In 1912 it would be the 100th anniversary of the arrival of the first Settlers and how could this be more suitably celebrated than by having a thriving association, a monument or two, perhaps a club room, and a museum. When 1912 arrived the Association had several hundred members, men only ... in those days woman's place was still in the home! Plans had been drawn up for a monument to Lord Selkirk, but the money to pay for it, while promised, had not all been collected. But nothing daunted - when that early Executive heard that the Governor-General, the Duke of Connaught, would be visiting Winnipeg in July, they invited him to unveil the corner stone of the monument. Everything was made ready and on July 15, 1912, the corner stone, laid in a concrete base at the south east corner of Portage and Main, was duly unveiled.

Before the necessary funds were to hand World War I came, and for the time being all plans were set aside. After, the War many people who had promised money, in all good faith, found they had not that surplus that finds its way into monuments, club houses' and museums. Also the Bank of Montreal wanted to erect their war memorial in front of their own building, so the base laid in 1912, with such hopes, was removed and the box containing papers, membership lists, coins and such things that go into corner stones, was taken out and given to the City for safekeeping.

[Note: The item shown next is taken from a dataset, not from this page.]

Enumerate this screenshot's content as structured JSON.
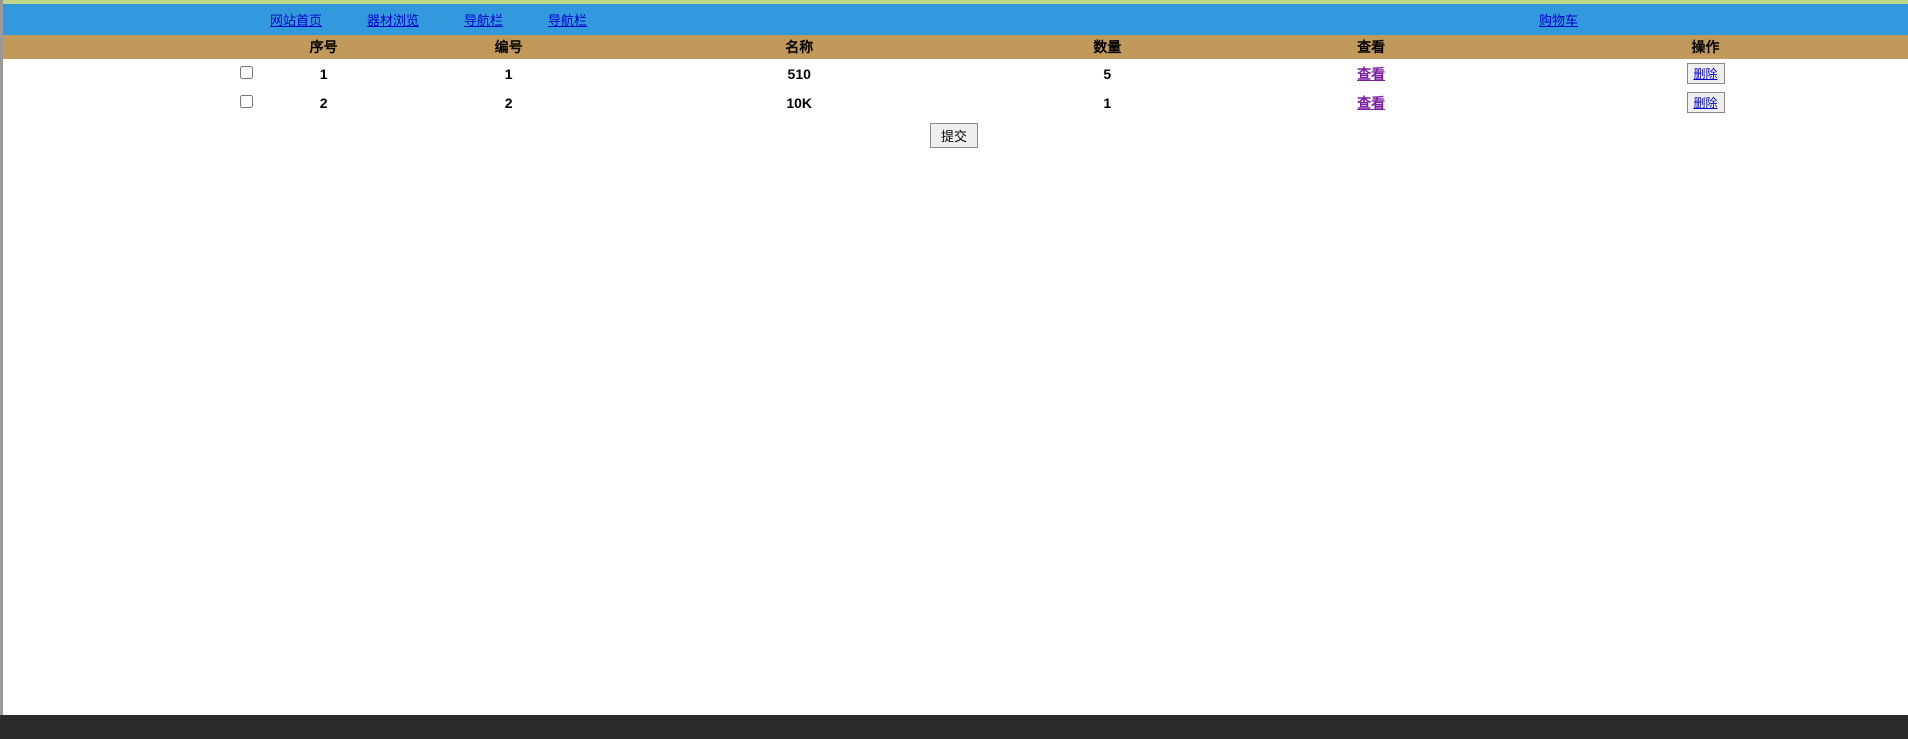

After the war the Association was revived and with the exception of the Second World War years, 1939-45, it has been active in a quiet, leisurely way. The womenfolk were permitted to become members and not long afterwards formed a Ladies' Auxiliary, which meets each month. In 1924 a monument was placed in Kildonan Park honoring Peguis, the Saulteux chief who was so very good to the Settlers in the early days of the Settlement, and in 1949 instead of a monument of stone and bronze the Association established the Lord Selkirk Memorial Scholarship in the University of Manitoba, which is awarded annuallyi to a fourth year Honors student in Canadian History.

Photo: The author Miss Anne Henderson, past-president of the Manitoba Historical Society at the time of the unveiling of the Selkirk Memorial, The Mall, Winnipeg. Courtesy of Winnipeg Tribune.

Perhaps we haven't accomplished the things our grandfathers set out to do back in 1908 but we have kept alive in our own restricted circle our appreciation of Lord Selkirk's truly great and generous work on behalf of our forefathers, and at the same time we remember, with pride and in humility the hardships, trials, and ultimate succes of those first settlers, not only of Red River but of Western Canada.